The thrift-store start-up ThredUp on Friday will become the latest clothing resale website to become publicly traded, a move that seeks to take advantage of a growing interest in secondhand retailers among young shoppers.
The company sold 12 million shares for $14 each in its initial public offering, raising $168 million and valuing the business at $1.3 billion.
Founded in Oakland in 2009, ThredUp built its inventory by sending prepaid packages, or “clean out kits,” to sellers, who fill the bags with used clothes and accessories and mail them back.
The website joins Poshmark, which went public in January, and The RealReal, which went public in 2019, on the Nasdaq stock market.
The three companies are all leaders in secondhand shopping, but they take different approaches to resale.

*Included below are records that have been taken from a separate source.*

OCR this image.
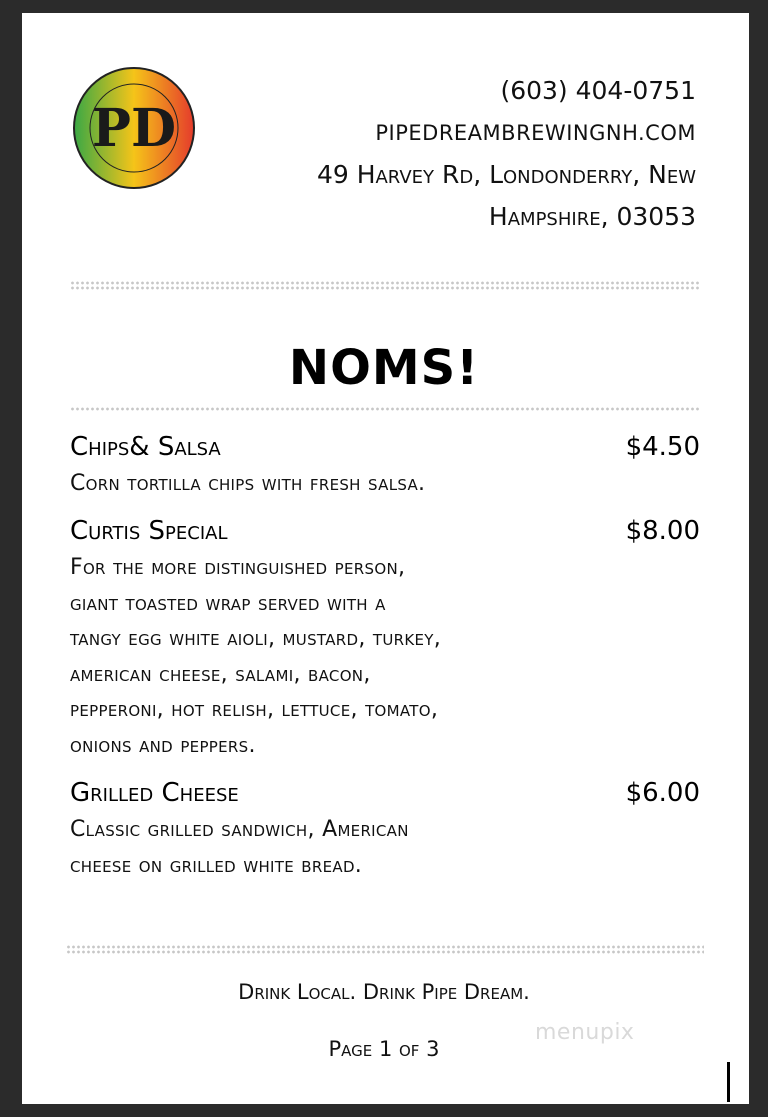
PD
(603) 404-0751
PIPEDREAMBREWINGNH.COM
49 Harvey Rd, Londonderry, New
Hampshire, 03053
NOMS!
Chips& Salsa	$4.50
Corn tortilla chips with fresh salsa.
Curtis Special	$8.00
For the more distinguished person,
giant toasted wrap served with a
tangy egg white aioli, mustard, turkey,
american cheese, salami, bacon,
pepperoni, hot relish, lettuce, tomato,
onions and peppers.
Grilled Cheese	$6.00
Classic grilled sandwich, American
cheese on grilled white bread.
Drink Local. Drink Pipe Dream.
Page 1 of 3
menupix
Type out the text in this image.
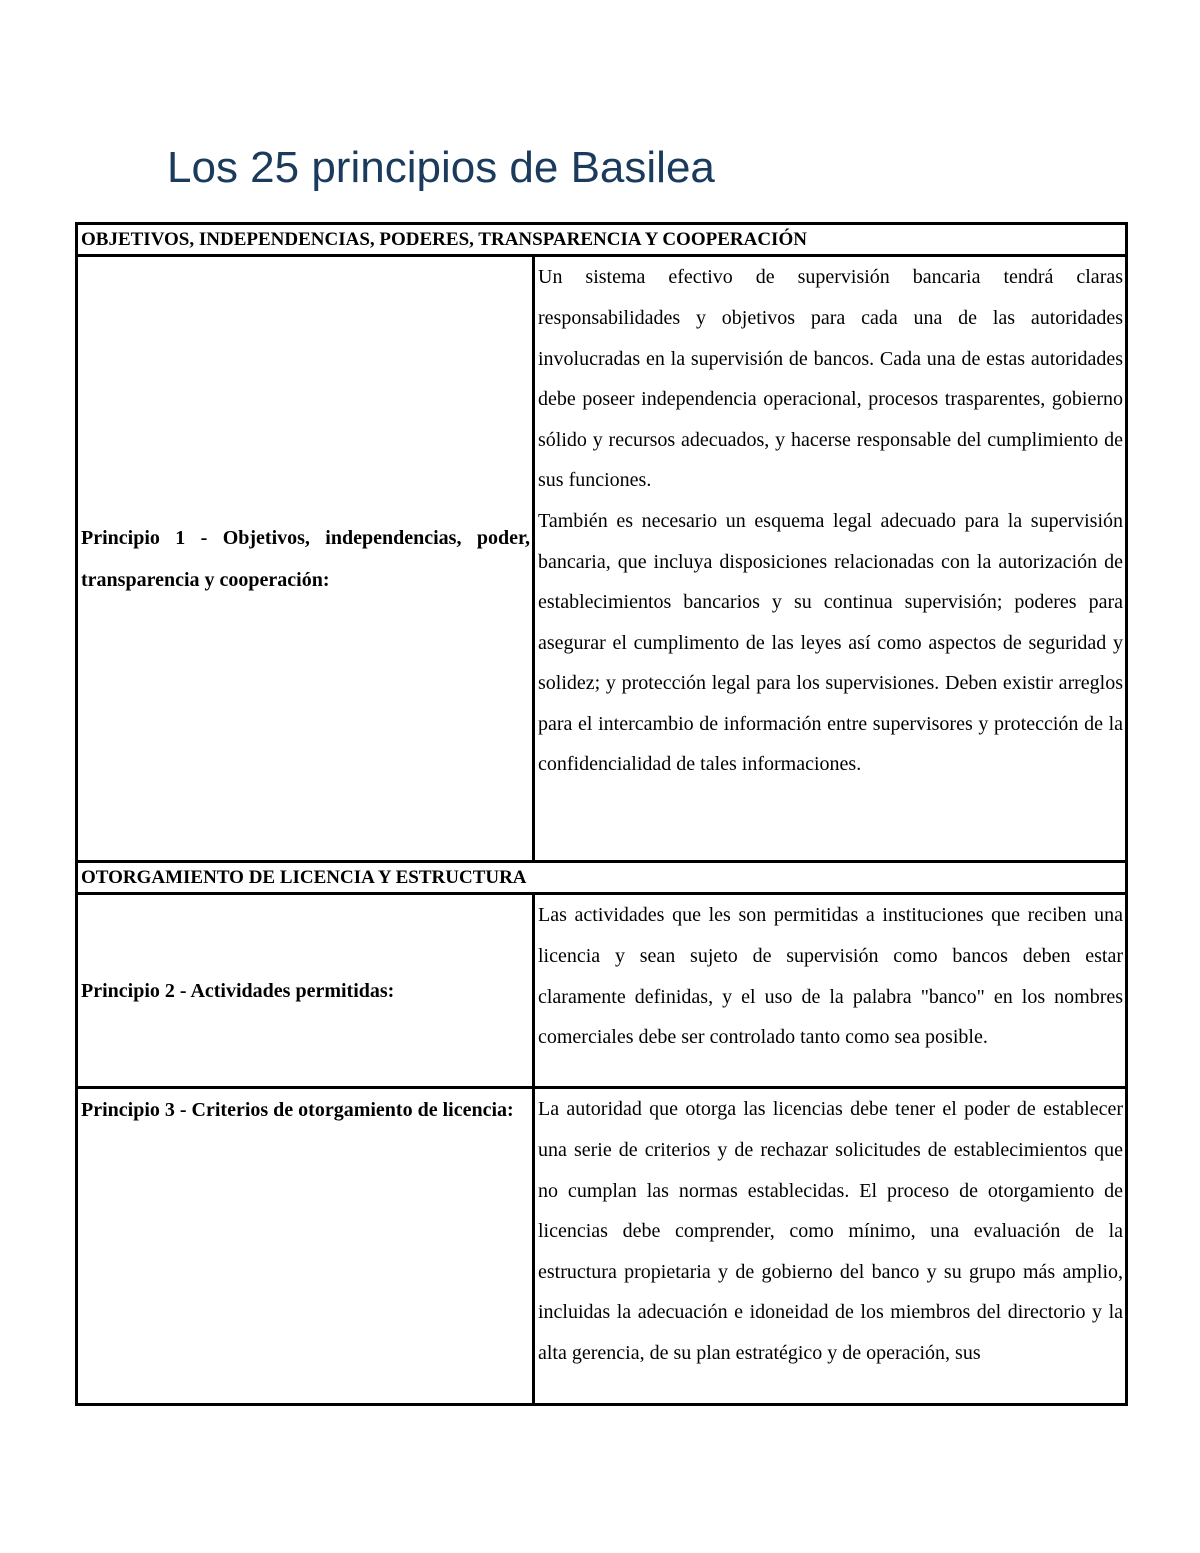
Los 25 principios de Basilea
OBJETIVOS, INDEPENDENCIAS, PODERES, TRANSPARENCIA Y COOPERACIÓN	
Principio 1 - Objetivos, independencias, poder, transparencia y cooperación:	Un sistema efectivo de supervisión bancaria tendrá claras responsabilidades y objetivos para cada una de las autoridades involucradas en la supervisión de bancos. Cada una de estas autoridades debe poseer independencia operacional, procesos trasparentes, gobierno sólido y recursos adecuados, y hacerse responsable del cumplimiento de sus funciones.

También es necesario un esquema legal adecuado para la supervisión bancaria, que incluya disposiciones relacionadas con la autorización de establecimientos bancarios y su continua supervisión; poderes para asegurar el cumplimento de las leyes así como aspectos de seguridad y solidez; y protección legal para los supervisiones. Deben existir arreglos para el intercambio de información entre supervisores y protección de la confidencialidad de tales informaciones.

OTORGAMIENTO DE LICENCIA Y ESTRUCTURA	
Principio 2 - Actividades permitidas:	Las actividades que les son permitidas a instituciones que reciben una licencia y sean sujeto de supervisión como bancos deben estar claramente definidas, y el uso de la palabra "banco" en los nombres comerciales debe ser controlado tanto como sea posible.
Principio 3 - Criterios de otorgamiento de licencia:	La autoridad que otorga las licencias debe tener el poder de establecer una serie de criterios y de rechazar solicitudes de establecimientos que no cumplan las normas establecidas. El proceso de otorgamiento de licencias debe comprender, como mínimo, una evaluación de la estructura propietaria y de gobierno del banco y su grupo más amplio, incluidas la adecuación e idoneidad de los miembros del directorio y la alta gerencia, de su plan estratégico y de operación, sus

The RealReal consigns high-end brands exclusively. Poshmark allows sellers to directly list their items. ThredUp has formed partnerships with brands including Gap, Walmart and Macy’s, helping these large retailers incorporate resale into their stores and e-commerce platforms.
All three emphasize the environmental benefits of resale — but ThredUp more so than its competitors. The company refers to itself as a “force for good” and has criticized the fashion industry’s carbon footprint, including by writing open letters to luxury brands like Burberry that have burned their unsold inventory.
James Reinhart, the chief executive and a co-founder of ThredUp, said Thursday that the company was “ushering in a more circular future for fashion by helping new waves of consumers, brands and retailers take steps toward sustainability.”
With the retail analytics firm GlobalData, ThredUp also publishes a widely cited annual “Resale Report,” which tracks growth of the secondhand market. By the end of 2021, the market value of online resale is estimated to grow to $12 billion, up from $7 billion in 2019, according to the last year’s report.
Much of that growth has been attributed to Generation Z’s preference for online shopping and passion for sustainability. ThredUp’s revenue was $186 million in 2020 (up from $163.8 million in 2019). It posted a net loss of $47.9 million last year.
Still, the company was not immune to retail’s upheaval during the pandemic, as detailed in a March filing with the Securities and Exchange Commission. Average monthly orders have now returned to prepandemic levels, ThredUp said, but the company has not “seen sustained growth” in the time since.